Daylight Photodynamc Therapy: Back to the Future?


Photodynamic therapy (PDT) has gained a central role in the treatment of precancerous lesions (actinic keratosis, field cancerization), superficial basal cell carcinomas and bowen’s disease. The main drawback of this procedure is the associated pain during the light treatment.

The first publication on daylight PDT, which described this procedure to be almost painless and at the same time leading to similar results, achieved, therefore, great interest.

The authors (Riegell D., et al.) postulated, that  the continuous building of PPIX in the cell during the daylight illumination leads  to a significant reduction of pain, whereas in conventional PDT the irradiation at three hours, when the PPIX reaches its highest concentration in the cell, causes the painful sensation.

Therefore, most patients prefer daylight PDT when compared to conventional PDT. However, a few problems remain to be solved, in order for daylight PDT to become a standard procedure. In international consensus recommendations the following requirements for the outdoor weather were defined:

The temperature should be over 10 degree Celsius, at the same time not too hot, because excessive sweating may interfere with the desired effect.

No rain, no direct sun illumination. Best would be diffuse shadow during a sunny day. Strong wind should be avoided (“wind chill factor”), as well as pauses over 5 minutes.

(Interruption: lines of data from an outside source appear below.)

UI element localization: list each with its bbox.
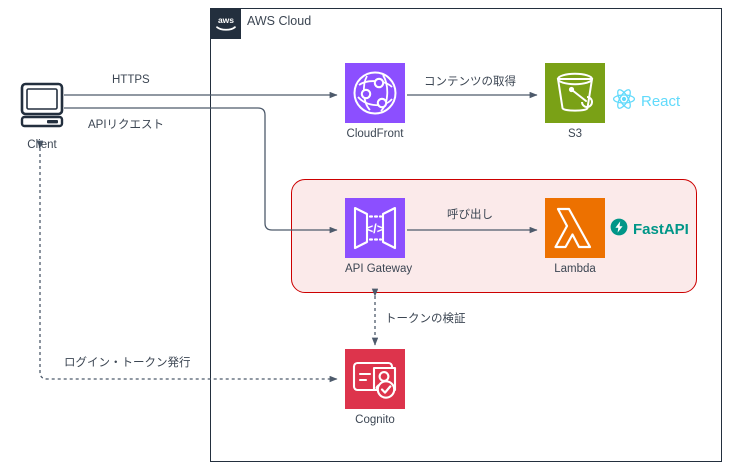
brand-fastapi: FastAPI xyxy=(610,218,689,240)
edge-label-contents: コンテンツの取得 xyxy=(424,73,516,89)
cognito-id-card-icon xyxy=(345,349,405,409)
aws-cloud-label: AWS Cloud xyxy=(247,14,311,28)
api-gateway-icon: </> xyxy=(345,198,405,258)
fastapi-bolt-icon xyxy=(610,218,628,240)
node-client[interactable]: Client xyxy=(14,74,70,151)
s3-bucket-icon xyxy=(545,63,605,123)
brand-fastapi-label: FastAPI xyxy=(633,221,689,238)
node-api-gateway-label: API Gateway xyxy=(345,263,405,275)
node-s3[interactable]: S3 xyxy=(545,63,605,140)
node-api-gateway[interactable]: </> API Gateway xyxy=(345,198,405,275)
node-cloudfront[interactable]: CloudFront xyxy=(345,63,405,140)
node-lambda-label: Lambda xyxy=(545,263,605,275)
aws-logo-icon: aws xyxy=(211,9,241,39)
svg-text:aws: aws xyxy=(218,15,234,25)
node-client-label: Client xyxy=(14,139,70,151)
diagram-canvas: aws AWS Cloud xyxy=(0,0,740,470)
node-cognito[interactable]: Cognito xyxy=(345,349,405,426)
edge-label-login-token: ログイン・トークン発行 xyxy=(64,354,191,370)
node-cloudfront-label: CloudFront xyxy=(345,128,405,140)
lambda-icon xyxy=(545,198,605,258)
cloudfront-globe-icon xyxy=(345,63,405,123)
react-atom-icon xyxy=(612,88,636,114)
desktop-computer-icon xyxy=(14,74,70,135)
node-s3-label: S3 xyxy=(545,128,605,140)
edge-label-token-verify: トークンの検証 xyxy=(385,310,466,326)
edge-label-https: HTTPS xyxy=(112,74,150,86)
brand-react-label: React xyxy=(641,93,680,110)
edge-label-api-request: APIリクエスト xyxy=(88,116,164,132)
brand-react: React xyxy=(612,88,680,114)
node-lambda[interactable]: Lambda xyxy=(545,198,605,275)
edge-label-invoke: 呼び出し xyxy=(447,206,493,222)
node-cognito-label: Cognito xyxy=(345,414,405,426)
svg-text:</>: </> xyxy=(366,221,385,236)
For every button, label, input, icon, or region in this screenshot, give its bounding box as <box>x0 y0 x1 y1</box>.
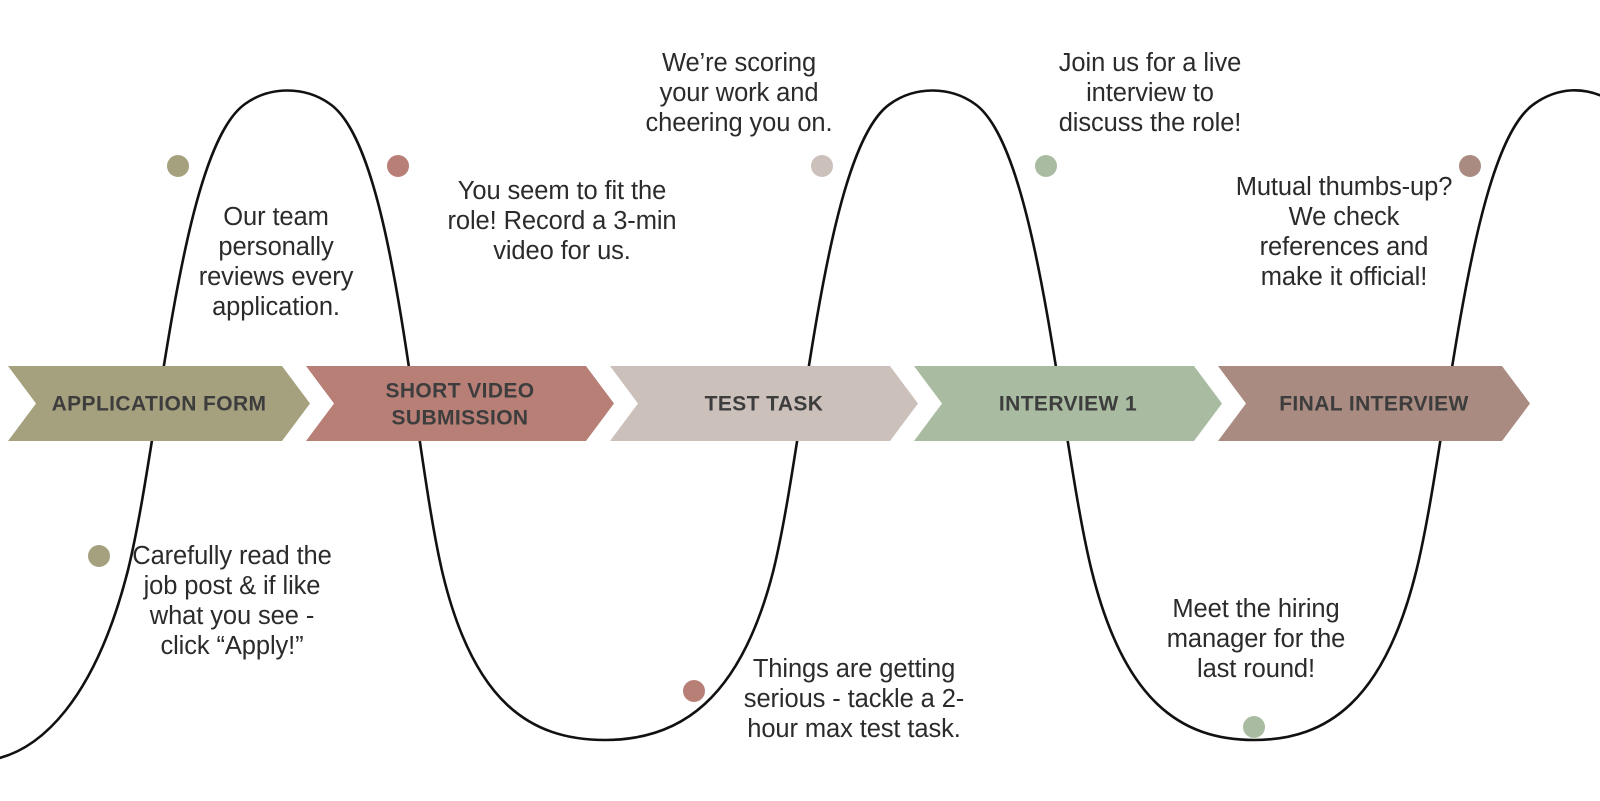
note-top-final-interview: Mutual thumbs-up? We check references an… <box>1222 172 1466 292</box>
dot-test-task-top <box>811 155 833 177</box>
stage-chevron-bar: APPLICATION FORMSHORT VIDEOSUBMISSIONTES… <box>0 366 1600 441</box>
stage-label-test-task: TEST TASK <box>705 393 824 416</box>
stage-label-interview-1: INTERVIEW 1 <box>999 393 1137 416</box>
dot-short-video-top <box>387 155 409 177</box>
note-bottom-final-interview: Meet the hiring manager for the last rou… <box>1158 594 1354 684</box>
note-top-interview-1: Join us for a live interview to discuss … <box>1046 48 1254 138</box>
note-bottom-application: Carefully read the job post & if like wh… <box>118 541 346 661</box>
note-top-test-task: We’re scoring your work and cheering you… <box>634 48 844 138</box>
dot-interview-1-top <box>1035 155 1057 177</box>
dot-application-bottom <box>88 545 110 567</box>
stage-label-application-form: APPLICATION FORM <box>52 393 267 416</box>
stage-label-final-interview: FINAL INTERVIEW <box>1279 393 1469 416</box>
dot-application-top <box>167 155 189 177</box>
stage-chevron-short-video[interactable] <box>306 366 614 441</box>
hiring-process-infographic: APPLICATION FORMSHORT VIDEOSUBMISSIONTES… <box>0 0 1600 801</box>
note-bottom-test-task: Things are getting serious - tackle a 2-… <box>728 654 980 744</box>
dot-test-task-bottom <box>683 680 705 702</box>
note-top-short-video: You seem to fit the role! Record a 3-min… <box>432 176 692 266</box>
dot-interview-1-bottom <box>1243 716 1265 738</box>
note-top-application: Our team personally reviews every applic… <box>196 202 356 322</box>
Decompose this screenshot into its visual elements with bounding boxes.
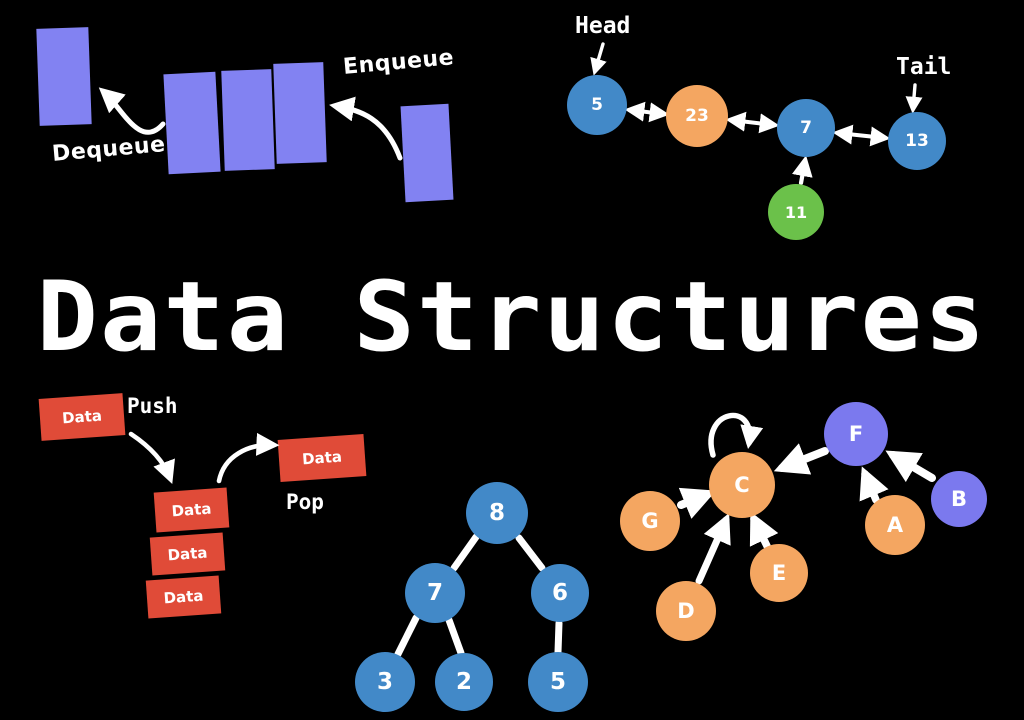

It is debatable, how in a busy praxis these defined conditions can  always be guaranteed, as well as the requirement of an excellent patient’s compliance. In consequence, comparing to conventional PDT, this procedure goes along with a significant loss of control on the treatment procedure, thus leading to inconsistent results in the daily practice. Furthermore, the introduction of LUX as the decisive parameter for required light intensity is very unusual and differs from all previous parameters defining the physical properties in photodermatology, as J/cm2, Watt, Hertz, etc.

A possible solution would be the development of lamps emitting the daylight spectrum, with well defined photobiologic dosage parameters. First prototypes are on the market making daylight PDT independent of weather conditions. However, further clinical studies has to be conducted in order to demonstrate the equal efficacy of these new devices.